Wyrok Trybunału może dotyczyć ponad 100 tysięcy osób, które należą do ponad 2,5 tysiąca kół łowieckich w Polsce. Obecnie każda osoba, która chciałaby zostać myśliwym lub uczestniczyć w polowaniach musi być członkiem Polskiego Związku Łowieckiego (PZŁ). Odrębne wymogi dotyczą jedynie cudzoziemców.
Do wyłącznej kompetencji PZŁ należy również prowadzenie dyscyplinarnego sądownictwa łowieckiego. Zgodnie z ustawą - Prawo łowieckie, tylko w niektórych kategoriach spraw członek Związku może odwołać się do sądu powszechnego. Dotyczy to sytuacji, gdy sprawa jest związana z nabyciem lub utratą członkostwa w PZŁ oraz utratą członkostwa w kole łowieckim. W każdej innej sytuacji, np. ukarania naganą czy zawieszeniem w prawach członka, rozstrzygnięcie sądu łowieckiego jest ostateczne i nie można zaskarżyć go do sądu.

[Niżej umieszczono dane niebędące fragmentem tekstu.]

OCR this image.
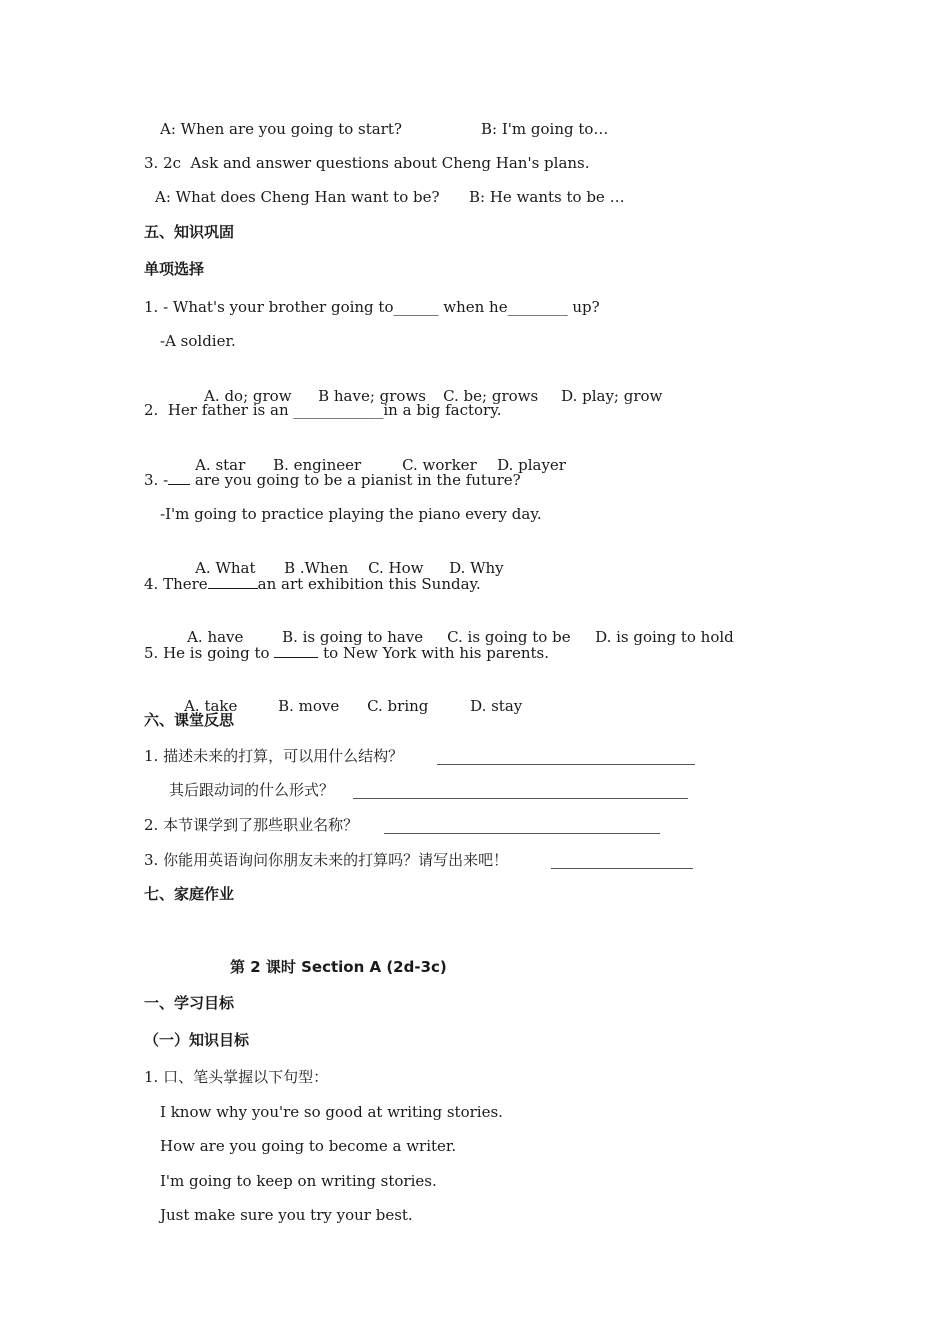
A: When are you going to start?	B: I'm going to…
3. 2c  Ask and answer questions about Cheng Han's plans.
A: What does Cheng Han want to be? B: He wants to be …
五、知识巩固
单项选择
1. - What's your brother going to______ when he________ up?
-A soldier.

A. do; grow B have; grows C. be; grows D. play; grow

2.  Her father is an ____________in a big factory.

A. star B. engineer	C. worker D. player

3. - are you going to be a pianist in the future?
-I'm going to practice playing the piano every day.

A. What B .When C. How D. Why

4. There	an art exhibition this Sunday.

A. have	B. is going to have C. is going to be D. is going to hold

5. He is going to	to New York with his parents.

A. take	B. move C. bring	D. stay

六、课堂反思
1. 描述未来的打算，可以用什么结构？
其后跟动词的什么形式？
2. 本节课学到了那些职业名称？
3. 你能用英语询问你朋友未来的打算吗？请写出来吧！
七、家庭作业
第 2 课时 Section A (2d-3c)
一、学习目标
（一）知识目标
1. 口、笔头掌握以下句型：
I know why you're so good at writing stories.
How are you going to become a writer.
I'm going to keep on writing stories.
Just make sure you try your best.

Właśnie z tego powodu wniosek do Trybunału złożył rzecznik praw obywatelskich, (sygn. K 21/11). Zarzucił on niekonstytucyjność dwóm przepisom ustawy – Prawo łowieckie: art. 34 pkt 6 i 33 ust. 6. Oba dotyczą tego, że członek PZŁ nie może odwołać się do sądu powszechnego od niekorzystnego rozstrzygnięcia dyscyplinarnego sądu łowieckiego.

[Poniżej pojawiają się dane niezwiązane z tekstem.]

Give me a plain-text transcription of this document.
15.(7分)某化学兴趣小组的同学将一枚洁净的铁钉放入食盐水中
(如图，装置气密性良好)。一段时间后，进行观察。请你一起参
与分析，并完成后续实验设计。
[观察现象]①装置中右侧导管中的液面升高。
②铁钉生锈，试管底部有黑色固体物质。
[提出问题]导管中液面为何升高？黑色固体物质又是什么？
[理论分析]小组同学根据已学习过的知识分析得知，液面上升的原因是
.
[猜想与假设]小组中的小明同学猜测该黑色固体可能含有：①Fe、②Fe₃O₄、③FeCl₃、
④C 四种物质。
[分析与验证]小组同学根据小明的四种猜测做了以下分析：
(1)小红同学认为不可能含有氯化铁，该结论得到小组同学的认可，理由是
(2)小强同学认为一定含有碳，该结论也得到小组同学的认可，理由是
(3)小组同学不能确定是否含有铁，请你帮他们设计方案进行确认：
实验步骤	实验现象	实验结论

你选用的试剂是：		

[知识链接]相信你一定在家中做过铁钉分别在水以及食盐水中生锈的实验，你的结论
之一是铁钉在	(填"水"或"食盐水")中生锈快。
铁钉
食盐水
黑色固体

We wniosku do Trybunału rzecznik zwrócił uwagę na to, że „powierzenie PZŁ wyłącznej kompetencji w zakresie sądownictwa dyscyplinarnego według ustalonych przez siebie kryteriów jest nie do pogodzenia ze współczesnym polskim porządkiem konstytucyjnym”. W jego opinii „zakwestionowane przepisy prawa łowieckiego są tak ogólne, iż w istocie dają organom Związku niczym nieograniczone możliwości kształtowania regulacji w zakresie dyscyplinarnego sądownictwa łowieckiego”.
RPO wskazał też na wyrok Trybunału Konstytucyjnego z 11 września 2001 r. (sygn. SK 17/00), w którym Trybunał stwierdził, że sprawy dyscyplinarne niewątpliwie należą do kategorii tych spraw, które powinny być poddane kontroli sądów.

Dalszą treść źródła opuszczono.